Radiotherapy and platinum chemotherapy increase malignant neoplasm risk in testicular cancer
medwireNews: Receipt of platinum-containing chemotherapy and radiotherapy is associated with an increased risk for solid subsequent malignant neoplasms (SMNs) compared with no such therapy, according to findings from a long-term follow-up of a large cohort of testicular cancer survivors.
Among 5848 men who had been treated for testicular cancer between 1976 and 2007 and had survived for at least 1 year, 350 solid SMNs developed during a median follow-up of 14.1 years, report Michael Schaapveld (Netherlands Cancer Institute, Amsterdam) and colleagues. This equated to a significant 1.8-fold increased risk for SMNs compared with the general population.

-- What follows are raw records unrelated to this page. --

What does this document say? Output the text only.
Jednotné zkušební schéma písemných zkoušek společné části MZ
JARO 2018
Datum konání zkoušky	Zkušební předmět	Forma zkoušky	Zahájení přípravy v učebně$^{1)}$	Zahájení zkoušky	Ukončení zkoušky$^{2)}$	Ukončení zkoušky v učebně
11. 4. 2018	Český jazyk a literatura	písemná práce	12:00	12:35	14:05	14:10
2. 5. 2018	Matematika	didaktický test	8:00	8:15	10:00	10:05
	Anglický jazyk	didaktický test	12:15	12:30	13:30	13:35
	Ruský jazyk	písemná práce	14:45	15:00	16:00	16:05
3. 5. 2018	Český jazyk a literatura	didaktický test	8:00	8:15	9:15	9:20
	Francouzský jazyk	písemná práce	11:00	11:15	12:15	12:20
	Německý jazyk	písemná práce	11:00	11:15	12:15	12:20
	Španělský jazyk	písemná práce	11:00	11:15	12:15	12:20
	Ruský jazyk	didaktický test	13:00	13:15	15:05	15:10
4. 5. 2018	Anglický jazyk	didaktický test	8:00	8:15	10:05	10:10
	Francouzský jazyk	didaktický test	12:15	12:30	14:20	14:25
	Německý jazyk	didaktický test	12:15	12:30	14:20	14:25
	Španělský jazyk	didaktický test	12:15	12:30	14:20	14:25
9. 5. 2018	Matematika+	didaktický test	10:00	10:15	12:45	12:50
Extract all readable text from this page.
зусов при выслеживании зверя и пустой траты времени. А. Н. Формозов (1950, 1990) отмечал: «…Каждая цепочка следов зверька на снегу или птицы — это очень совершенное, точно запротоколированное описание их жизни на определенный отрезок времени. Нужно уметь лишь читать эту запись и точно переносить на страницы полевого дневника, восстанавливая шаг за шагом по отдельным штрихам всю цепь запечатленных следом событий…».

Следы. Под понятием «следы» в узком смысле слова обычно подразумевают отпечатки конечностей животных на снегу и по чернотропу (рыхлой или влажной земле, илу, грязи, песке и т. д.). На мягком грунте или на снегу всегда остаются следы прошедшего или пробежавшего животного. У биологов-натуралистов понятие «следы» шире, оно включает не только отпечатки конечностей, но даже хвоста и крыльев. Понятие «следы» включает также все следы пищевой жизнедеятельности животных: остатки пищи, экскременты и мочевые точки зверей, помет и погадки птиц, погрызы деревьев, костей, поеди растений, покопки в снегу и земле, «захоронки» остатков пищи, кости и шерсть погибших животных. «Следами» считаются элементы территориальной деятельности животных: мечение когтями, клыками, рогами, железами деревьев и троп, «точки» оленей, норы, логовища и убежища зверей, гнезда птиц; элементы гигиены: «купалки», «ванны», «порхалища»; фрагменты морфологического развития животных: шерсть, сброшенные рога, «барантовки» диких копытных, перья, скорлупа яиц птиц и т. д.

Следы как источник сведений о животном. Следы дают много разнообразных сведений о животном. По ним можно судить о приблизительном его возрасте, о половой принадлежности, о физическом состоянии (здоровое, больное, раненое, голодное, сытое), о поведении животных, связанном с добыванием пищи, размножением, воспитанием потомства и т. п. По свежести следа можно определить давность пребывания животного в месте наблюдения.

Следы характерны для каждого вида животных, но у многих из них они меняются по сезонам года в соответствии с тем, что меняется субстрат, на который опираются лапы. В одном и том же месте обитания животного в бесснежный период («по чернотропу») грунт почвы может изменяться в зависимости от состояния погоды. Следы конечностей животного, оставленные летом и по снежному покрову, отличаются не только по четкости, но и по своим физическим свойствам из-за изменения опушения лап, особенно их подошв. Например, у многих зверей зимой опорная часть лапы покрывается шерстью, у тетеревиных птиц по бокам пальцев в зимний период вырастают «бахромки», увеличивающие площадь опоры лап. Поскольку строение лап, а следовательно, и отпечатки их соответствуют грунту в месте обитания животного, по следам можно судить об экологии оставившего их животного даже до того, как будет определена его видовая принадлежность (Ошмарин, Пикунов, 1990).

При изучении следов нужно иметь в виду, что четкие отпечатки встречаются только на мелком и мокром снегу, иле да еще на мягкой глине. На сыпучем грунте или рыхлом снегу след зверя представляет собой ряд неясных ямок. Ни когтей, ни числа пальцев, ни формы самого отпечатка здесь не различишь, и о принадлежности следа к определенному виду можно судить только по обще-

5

The increased risk for SMNs was seen in patients with seminoma and those with nonseminoma, at 1.52-fold and 2.21-fold. For patients with nonseminoma, the risk was increased at both supradiaphragmatic and infradiaphragmatic sites, whereas for patients with seminoma the increased risk was restricted to infradiaphragmatic sites.
With regard to treatment, receipt of platinum-based chemotherapy was associated with a significant 2.4-fold increased risk for any solid SMN versus no such therapy and versus surgery when received at doses of 400 mg/m2 and above. This was after taking into account age, radiation dose, and receipt of etoposide.
For gastrointestinal SMNs there was a significant linear dose–response relationship, with the risk increasing by 53% with each additional 100 mg/m2 of platinum-containing chemotherapy.
Similar trends were seen for urologic and lung SMNs, although the small numbers of these SMNs likely precluded significance, the authors remark.
Similarly, infradiaphragmatic irradiation was associated with a significantly increased risk for infradiaphragmatic SMNs compared with no para-aortic irradiation, with the hazard ratios for infradiaphragmatic and gastrointestinal SMNs increasing by 8% and 9%, respectively, for every 1 Gy increase in radiation dose. The rise was mainly driven by an increased risk for pancreatic, small intestine, and bladder cancers.
“[This] study has important implications for [testicular cancer] survivors as well as patients with newly diagnosed [testicular cancer],” write the researchers in the Journal of Clinical Oncology.
“The lower SMN risk with lower infradiaphragmatic radiation doses and fewer cycles of chemotherapy is reassuring for current patients.”
They conclude: “[E]fforts to reduce treatment intensity are important, as are efforts to increase awareness of these late effects and potentially screen if reliable screening tools are available.”